Yes. Thank you, Bob.
I have no science background so, I am at a disadvantage at analyzing such things. I do not understand though why these findings (i.e. nk cell function, cytokine profiles, viral loads, neurological deficits) are not assessed as possible biomarkers for the disease. The draft starts out in stating that there are no biomarkers, yet there possibly are. We just need larger scale studies to prove it. The same goes for treatments. Rituximab and Ampligen might be treatments, we just need larger scale studies to prove it.
That's what this report is critically stating. The research is not there:
Do patients just skim over and pull out what they want or do they actually read the entire document. There is no mention of Fuduka in this document.
They mention CBT/GET, depression as ancillary to ME/CFS. Every major disease has depression, anxiety etc. Is MS, Cancer a psychosomatic disorder because they include CBT/GET, and other alternative modalities to deal with pain? Will MS, Cancer become a psychiatric disease becasue they use some psychological and alternative tools to manage coping with these diseases? No
They ruled this is not a psychiatric, psychological, psycho-somatic disease...period. How many times does this have to be copy and pasted over and over again before everyone realizes they cannot then treat patients with these modalities as a primary treatment protocol when they have identified it as a biological disease? They stated as such in this report.
They are stating that the methodology of the research model is lacking. Why do some patients respond to Valcyte and others do not? Does anyone know? Why do some get better on Famvir and others do not? Why do some patients get better on antiviral medication and others do not? Why do some patients improve on Immune Modulators and others do not? Why do some respond to Rituximab and others do not? Why do some relapse and other do not? Why do some
improve on antibiotics and other do not? What about enteroviruses or the Stanford fMRI find on reduced brain matter?
They want to know the answer to these questions.
To date, clinical research and trials the lack of inclusion of the homebound, rural residents, and a research focus on men. Minorities also are rarely represented in studies, so there are no data to confirm whether minorities have a higher or lower risk and treatments. Is this not correct?
Someone mention no PEM
Fatigue has been the defining focus of recent research,
but many other symptoms need to explored, primarily neurocognitive deficit (“brain fog”), post-exertion malaise, and pain.
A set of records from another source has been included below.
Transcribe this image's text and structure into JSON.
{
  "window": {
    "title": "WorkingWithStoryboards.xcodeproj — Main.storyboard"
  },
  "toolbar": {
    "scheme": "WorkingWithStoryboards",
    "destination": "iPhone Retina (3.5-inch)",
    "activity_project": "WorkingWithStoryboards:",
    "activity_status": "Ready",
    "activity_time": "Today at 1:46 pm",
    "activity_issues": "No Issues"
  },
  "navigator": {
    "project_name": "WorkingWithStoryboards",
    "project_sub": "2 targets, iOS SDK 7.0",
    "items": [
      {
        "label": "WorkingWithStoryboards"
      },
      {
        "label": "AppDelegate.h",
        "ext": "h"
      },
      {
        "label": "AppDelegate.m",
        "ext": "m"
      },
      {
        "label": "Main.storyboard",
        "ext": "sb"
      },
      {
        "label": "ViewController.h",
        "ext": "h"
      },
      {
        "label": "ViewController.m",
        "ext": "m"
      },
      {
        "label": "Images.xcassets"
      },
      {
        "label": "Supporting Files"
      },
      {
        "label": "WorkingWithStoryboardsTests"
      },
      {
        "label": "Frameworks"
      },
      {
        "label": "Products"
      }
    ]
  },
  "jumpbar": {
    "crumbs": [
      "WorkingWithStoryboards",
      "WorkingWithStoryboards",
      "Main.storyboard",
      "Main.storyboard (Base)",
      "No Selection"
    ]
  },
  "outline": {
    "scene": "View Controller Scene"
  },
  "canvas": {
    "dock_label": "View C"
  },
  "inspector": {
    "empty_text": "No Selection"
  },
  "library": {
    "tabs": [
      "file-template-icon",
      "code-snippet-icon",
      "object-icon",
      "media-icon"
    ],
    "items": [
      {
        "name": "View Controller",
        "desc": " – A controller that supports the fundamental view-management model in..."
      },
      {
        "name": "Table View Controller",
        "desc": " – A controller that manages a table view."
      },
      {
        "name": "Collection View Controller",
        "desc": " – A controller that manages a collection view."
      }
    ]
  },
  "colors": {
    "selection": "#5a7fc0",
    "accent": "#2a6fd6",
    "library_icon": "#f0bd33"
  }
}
Most ME/CFS studies focus on adults, excluding children with similar symptoms.
We noted unproven. Clinical studies have focused on predominantly Caucasian, middle-aged women.
Is this not true? Representative, ethnically diverse samples across the lifespan are lacking. Investigations of natural history and familial linkages may
identify genetic predispositions and lead to early identification and primary prevention
. Some on the forum have mentioned how their children developed ME/CFS. Is their a genetic component or predisposition in a subset?
Carefully designed and adequately powered studies defining the spectrum of ME/CFS in urban and rural communities are lacking, limiting their applicability to an increasingly diverse society. Specifically, it is critical to include patients with limited access to clinical services (e.g., non-ambulatory patients).
Is this not true? Did not members of the patient community complain that researchers need to include patients who are bed ridden and housebound patients, the sickest of the sick, because they could not particpate in trials.
The symptoms patients consider clinically meaningful are not in the scientific literature; this discordance must be rectified. Is this not true? We know the psych model is included in scientific literature. Are we not upset that as a patient community PEM, is not included?
Some mention the lack of natural killer cell dysfunction is not mentioned. Read below.
An integrated, systems-level approach should be followed to understand how immunologic, neurologic, and metagenomic factors may contribute to ME/CFS. Immunologic mechanisms of ME/CFS and pathways associated with disease progression must be defined and characterized (e.g.,
defining cytokine profiles involved in pathogenesis; studying inflammation; and comprehending the basis for natural killer cell dysfunction observed in many patients with ME/CFS).
These also should be longitudinal studies to explore the possibility of a progressive immune exhaustion or dysfunction in ME/CFS.
There are tremendous opportunities on which we have not yet capitalized to learn across disciplines and from other diseases such as Gulf War Syndrome, Lyme disease, fibromyalgia, multiple sclerosis, and Parkinson’s disease, to determine commonalities and differences.
What they are saying is that the research model is lacking in many areas to determine the size, scope and severity of this disease across the entire population involving all of the above metrics including the ones not mentioned in this post but were included in the report
. The research that has been completed to date has not been robust enough, too small in number, too exclusionary for the sickest and is limited as to gender, ethnic and age specificity...Good Grief!